EP: Has it taught you something new?
VD: Not something entirely new, but it has reaffirmed my conviction that art is a catalyst for change—for consciousness, for empathy, for action.
Poppy de Havilland, Colossus Reimagined, 53 × 53cm, 2024. Photo courtesy: the artist
EP: Now, I would like to ask about some of your favourites in the world of art. Which era in art history is your favourite?
VD: Surrealism. I love its freedom—its embrace of the imagination, the subconscious, and the poetic strangeness of being human.
EP: Your favourite colour?
VD: My favourite colour is what happens when several colours merge into one—when they blend, transform, and create something unexpected.
EP: Your favourite artist?
VD: Impossible to choose—we would be here forever.
EP: Now, here is a bit of a cheeky question—If you could claim one artwork as your own creation, which would it be?
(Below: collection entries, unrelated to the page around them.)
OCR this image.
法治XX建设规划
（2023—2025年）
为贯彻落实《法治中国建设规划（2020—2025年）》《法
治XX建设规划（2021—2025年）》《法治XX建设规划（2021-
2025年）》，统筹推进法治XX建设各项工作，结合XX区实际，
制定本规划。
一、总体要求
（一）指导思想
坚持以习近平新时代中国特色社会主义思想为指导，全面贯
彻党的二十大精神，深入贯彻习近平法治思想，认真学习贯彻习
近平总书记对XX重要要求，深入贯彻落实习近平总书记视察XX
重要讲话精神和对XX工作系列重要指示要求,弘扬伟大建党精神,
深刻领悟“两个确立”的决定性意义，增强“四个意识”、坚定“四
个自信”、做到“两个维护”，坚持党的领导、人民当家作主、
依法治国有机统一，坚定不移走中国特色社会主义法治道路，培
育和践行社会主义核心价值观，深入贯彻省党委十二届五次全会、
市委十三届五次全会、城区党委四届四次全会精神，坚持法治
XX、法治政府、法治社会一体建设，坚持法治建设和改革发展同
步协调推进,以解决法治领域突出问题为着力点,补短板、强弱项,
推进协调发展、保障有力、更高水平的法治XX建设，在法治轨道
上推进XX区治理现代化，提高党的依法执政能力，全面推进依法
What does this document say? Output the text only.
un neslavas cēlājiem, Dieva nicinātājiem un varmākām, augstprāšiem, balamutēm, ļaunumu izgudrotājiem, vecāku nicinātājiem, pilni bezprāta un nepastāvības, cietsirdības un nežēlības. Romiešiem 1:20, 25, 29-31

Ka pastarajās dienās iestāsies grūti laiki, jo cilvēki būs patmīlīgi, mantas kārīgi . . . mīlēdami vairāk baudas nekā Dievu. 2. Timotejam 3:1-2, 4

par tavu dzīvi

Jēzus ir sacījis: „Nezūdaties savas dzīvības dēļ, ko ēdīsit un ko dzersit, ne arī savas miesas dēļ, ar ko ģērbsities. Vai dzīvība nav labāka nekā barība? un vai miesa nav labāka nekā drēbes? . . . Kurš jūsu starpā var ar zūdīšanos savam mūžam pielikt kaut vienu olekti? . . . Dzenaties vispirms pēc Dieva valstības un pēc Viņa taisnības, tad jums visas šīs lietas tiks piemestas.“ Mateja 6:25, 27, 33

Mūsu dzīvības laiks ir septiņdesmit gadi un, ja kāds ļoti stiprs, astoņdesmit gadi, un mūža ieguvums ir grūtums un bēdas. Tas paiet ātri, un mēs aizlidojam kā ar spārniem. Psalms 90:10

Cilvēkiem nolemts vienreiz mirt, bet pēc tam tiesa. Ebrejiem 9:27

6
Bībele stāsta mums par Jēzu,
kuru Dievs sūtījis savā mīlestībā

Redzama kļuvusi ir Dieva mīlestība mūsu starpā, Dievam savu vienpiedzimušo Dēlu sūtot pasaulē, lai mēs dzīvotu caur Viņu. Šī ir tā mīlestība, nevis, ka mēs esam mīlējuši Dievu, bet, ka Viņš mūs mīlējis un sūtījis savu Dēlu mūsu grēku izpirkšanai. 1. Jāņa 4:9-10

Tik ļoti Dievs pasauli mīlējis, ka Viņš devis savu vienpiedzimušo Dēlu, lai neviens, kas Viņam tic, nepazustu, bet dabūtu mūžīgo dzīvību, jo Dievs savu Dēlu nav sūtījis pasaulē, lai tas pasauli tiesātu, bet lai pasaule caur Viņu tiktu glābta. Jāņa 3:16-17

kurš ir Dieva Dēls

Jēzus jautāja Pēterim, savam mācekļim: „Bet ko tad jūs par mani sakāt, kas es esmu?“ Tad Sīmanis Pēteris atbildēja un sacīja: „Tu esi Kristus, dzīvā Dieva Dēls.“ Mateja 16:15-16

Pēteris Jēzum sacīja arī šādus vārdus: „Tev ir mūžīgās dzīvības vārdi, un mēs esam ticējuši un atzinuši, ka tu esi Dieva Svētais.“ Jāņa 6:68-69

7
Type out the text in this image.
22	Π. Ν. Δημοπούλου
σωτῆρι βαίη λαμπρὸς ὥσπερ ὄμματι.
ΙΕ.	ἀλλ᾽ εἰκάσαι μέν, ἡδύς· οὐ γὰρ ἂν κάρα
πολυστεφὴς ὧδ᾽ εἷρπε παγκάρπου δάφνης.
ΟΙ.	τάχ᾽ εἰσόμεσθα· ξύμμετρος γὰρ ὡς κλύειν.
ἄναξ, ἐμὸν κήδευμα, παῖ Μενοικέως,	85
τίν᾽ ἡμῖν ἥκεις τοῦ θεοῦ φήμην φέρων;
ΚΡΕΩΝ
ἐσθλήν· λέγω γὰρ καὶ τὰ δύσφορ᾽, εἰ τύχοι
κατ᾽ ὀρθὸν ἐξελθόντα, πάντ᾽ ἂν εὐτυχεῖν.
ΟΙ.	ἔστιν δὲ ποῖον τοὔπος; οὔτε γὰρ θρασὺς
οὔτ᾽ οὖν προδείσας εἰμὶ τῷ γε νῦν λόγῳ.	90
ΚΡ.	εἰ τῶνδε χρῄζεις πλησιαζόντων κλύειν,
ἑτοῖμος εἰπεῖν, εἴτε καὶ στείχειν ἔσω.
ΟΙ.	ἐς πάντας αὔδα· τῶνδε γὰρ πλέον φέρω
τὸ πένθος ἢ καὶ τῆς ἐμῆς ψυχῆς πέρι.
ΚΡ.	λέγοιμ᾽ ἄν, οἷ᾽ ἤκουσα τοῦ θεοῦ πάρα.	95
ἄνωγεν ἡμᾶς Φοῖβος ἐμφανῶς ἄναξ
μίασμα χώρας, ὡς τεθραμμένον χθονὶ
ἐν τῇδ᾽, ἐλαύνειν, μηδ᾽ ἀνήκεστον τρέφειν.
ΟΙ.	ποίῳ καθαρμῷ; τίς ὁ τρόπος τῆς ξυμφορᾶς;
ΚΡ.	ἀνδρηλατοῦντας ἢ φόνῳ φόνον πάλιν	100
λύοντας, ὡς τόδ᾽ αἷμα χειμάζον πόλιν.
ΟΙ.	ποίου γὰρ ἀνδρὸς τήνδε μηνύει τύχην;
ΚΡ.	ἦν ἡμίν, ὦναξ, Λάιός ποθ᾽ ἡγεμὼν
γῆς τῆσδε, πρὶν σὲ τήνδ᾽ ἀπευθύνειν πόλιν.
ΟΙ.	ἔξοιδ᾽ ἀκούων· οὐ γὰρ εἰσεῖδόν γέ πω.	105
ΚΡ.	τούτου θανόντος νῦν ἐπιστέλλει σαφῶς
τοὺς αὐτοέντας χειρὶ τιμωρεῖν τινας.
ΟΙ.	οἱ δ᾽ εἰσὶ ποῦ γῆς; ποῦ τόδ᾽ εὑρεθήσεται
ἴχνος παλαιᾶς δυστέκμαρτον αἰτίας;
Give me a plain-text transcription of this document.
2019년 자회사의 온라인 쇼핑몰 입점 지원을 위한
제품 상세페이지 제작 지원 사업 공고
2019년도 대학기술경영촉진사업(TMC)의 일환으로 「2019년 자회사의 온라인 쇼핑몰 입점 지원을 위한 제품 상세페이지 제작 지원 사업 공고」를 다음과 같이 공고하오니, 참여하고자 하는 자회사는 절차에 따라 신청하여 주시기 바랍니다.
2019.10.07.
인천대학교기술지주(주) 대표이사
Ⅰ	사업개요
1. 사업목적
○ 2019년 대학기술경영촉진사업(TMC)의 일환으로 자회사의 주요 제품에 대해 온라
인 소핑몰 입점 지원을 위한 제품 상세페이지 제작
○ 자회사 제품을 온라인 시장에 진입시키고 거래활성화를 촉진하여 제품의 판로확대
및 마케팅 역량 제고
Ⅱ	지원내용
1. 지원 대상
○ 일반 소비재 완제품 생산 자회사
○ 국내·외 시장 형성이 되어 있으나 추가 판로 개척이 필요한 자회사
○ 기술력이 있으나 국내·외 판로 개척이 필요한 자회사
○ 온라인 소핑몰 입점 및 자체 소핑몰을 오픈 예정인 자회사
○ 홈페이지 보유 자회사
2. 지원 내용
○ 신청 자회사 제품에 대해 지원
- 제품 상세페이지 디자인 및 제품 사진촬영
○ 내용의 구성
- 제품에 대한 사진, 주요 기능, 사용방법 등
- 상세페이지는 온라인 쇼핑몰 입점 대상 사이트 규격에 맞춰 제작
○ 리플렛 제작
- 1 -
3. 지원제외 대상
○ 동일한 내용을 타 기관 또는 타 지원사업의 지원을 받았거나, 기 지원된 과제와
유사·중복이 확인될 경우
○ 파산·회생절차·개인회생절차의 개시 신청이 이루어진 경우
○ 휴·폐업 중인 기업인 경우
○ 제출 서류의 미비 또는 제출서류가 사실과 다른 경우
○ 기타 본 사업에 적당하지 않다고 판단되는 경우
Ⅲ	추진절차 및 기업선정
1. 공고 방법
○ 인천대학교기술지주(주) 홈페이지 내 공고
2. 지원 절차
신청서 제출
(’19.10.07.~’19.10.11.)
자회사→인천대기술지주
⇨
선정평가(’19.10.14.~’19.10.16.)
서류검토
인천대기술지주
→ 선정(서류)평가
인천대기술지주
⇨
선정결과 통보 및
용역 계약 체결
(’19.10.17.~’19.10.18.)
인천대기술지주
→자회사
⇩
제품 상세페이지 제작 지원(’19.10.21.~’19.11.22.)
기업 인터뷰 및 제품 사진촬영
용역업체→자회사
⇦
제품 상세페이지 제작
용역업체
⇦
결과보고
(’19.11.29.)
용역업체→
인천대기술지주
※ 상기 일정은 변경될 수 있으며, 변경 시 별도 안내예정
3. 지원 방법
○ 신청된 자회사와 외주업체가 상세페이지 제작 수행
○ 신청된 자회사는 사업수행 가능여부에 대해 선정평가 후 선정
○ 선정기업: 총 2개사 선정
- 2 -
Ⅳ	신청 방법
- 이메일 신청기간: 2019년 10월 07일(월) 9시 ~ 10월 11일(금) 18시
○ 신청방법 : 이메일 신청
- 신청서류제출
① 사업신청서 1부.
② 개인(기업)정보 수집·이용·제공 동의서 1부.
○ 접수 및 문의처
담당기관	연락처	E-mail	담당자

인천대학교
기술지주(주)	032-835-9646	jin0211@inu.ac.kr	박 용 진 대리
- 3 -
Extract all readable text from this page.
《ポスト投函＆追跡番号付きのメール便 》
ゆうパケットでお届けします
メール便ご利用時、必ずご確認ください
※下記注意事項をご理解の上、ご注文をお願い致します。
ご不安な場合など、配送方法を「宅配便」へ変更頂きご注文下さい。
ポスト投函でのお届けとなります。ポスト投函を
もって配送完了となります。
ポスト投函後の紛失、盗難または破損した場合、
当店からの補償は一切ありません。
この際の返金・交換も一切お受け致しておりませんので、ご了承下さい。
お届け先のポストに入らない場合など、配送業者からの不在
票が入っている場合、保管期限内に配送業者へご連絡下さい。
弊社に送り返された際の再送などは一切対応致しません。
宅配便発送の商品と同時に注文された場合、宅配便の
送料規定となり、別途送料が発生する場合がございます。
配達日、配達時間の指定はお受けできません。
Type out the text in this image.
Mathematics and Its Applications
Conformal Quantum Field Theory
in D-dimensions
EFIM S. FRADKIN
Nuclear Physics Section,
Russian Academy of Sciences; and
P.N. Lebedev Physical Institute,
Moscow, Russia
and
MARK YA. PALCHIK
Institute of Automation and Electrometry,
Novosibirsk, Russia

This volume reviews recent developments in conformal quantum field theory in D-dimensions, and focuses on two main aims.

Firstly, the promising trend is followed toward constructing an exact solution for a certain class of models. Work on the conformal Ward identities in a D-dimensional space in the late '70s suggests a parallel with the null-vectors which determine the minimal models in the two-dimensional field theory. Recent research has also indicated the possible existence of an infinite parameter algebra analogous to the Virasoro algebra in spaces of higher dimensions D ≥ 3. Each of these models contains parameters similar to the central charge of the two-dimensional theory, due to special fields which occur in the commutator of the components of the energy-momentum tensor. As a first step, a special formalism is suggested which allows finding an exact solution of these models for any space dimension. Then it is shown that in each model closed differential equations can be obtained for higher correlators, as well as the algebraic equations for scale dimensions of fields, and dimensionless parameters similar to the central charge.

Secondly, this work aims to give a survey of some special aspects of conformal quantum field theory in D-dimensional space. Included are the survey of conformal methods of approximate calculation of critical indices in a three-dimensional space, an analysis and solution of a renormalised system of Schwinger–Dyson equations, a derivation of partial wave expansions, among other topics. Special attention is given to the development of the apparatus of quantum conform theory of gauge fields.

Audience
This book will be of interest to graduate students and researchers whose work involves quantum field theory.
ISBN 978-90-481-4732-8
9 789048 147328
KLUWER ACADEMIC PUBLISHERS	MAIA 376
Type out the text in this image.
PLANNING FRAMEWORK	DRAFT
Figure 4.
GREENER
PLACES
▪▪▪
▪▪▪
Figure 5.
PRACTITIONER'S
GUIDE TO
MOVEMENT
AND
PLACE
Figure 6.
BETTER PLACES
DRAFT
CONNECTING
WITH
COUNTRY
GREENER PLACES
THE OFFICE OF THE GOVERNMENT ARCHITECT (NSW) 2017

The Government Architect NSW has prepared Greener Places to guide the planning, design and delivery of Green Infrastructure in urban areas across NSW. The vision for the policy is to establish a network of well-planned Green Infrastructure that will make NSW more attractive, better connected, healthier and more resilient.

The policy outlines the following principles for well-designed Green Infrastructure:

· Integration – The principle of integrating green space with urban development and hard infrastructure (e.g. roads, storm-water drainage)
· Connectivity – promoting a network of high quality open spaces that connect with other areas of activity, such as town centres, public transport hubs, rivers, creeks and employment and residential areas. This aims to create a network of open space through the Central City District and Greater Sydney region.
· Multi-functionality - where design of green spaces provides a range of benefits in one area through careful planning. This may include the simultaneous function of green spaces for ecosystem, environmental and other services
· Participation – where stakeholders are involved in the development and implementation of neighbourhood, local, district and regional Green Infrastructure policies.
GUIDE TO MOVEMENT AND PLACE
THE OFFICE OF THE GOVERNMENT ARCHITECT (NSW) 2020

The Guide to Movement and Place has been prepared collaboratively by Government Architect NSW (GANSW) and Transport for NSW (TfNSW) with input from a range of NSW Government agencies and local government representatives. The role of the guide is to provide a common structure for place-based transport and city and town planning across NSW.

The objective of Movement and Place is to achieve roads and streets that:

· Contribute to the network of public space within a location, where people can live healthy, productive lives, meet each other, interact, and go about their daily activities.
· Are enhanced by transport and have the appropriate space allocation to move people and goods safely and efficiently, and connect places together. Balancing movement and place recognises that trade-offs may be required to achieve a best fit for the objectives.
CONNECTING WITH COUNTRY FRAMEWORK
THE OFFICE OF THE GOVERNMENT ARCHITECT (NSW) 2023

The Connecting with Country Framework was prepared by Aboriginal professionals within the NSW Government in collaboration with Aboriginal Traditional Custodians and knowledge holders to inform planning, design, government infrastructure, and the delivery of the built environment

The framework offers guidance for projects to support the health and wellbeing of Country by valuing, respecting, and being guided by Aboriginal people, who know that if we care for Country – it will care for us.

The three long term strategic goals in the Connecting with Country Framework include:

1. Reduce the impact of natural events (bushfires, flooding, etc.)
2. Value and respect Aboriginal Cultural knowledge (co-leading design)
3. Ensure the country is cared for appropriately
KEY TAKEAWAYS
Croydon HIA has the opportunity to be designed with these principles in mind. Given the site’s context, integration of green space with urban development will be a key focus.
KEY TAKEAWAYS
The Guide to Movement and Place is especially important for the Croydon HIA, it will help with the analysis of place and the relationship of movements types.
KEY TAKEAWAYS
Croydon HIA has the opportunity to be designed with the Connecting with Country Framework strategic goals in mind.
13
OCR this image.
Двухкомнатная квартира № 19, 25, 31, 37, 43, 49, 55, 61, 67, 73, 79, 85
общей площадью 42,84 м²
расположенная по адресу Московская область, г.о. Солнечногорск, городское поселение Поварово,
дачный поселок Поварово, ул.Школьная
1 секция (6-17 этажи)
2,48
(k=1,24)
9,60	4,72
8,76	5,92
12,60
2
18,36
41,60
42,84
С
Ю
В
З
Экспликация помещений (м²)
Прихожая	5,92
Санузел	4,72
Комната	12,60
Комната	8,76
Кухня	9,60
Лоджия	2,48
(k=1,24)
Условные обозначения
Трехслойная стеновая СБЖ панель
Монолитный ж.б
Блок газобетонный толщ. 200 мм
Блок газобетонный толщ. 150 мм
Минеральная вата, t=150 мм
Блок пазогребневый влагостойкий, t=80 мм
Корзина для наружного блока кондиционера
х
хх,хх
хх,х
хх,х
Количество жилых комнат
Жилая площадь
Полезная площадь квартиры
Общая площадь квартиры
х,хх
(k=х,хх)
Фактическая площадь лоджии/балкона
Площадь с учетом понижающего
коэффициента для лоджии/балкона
VD: René Magritte’s The False Mirror, and last year’s Surrealism exhibition at the Centre Pompidou in Paris—a remarkable show that wove together painting, photography, film, and literature from both the major figures of the movement (Dalí, Magritte, de Chirico, Ernst, Miró) and the extraordinary women Surrealists such as Leonora Carrington, Dora Maar, and Ithell Colquhoun. That world continues to inspire me.
René Magritte, The False Mirror, 54 × 80.9 cm, 1928. Photo courtesy: MoMA
HER STORIES UNTOLD will be shown at Town Hall Kings Cross, early 2026, and you can find Virginia at @virginia_damtsa and Town Hall at @townhall_kingscross on Instagram.
Many thanks to Virginia Damtsa on behalf of MADE IN BED.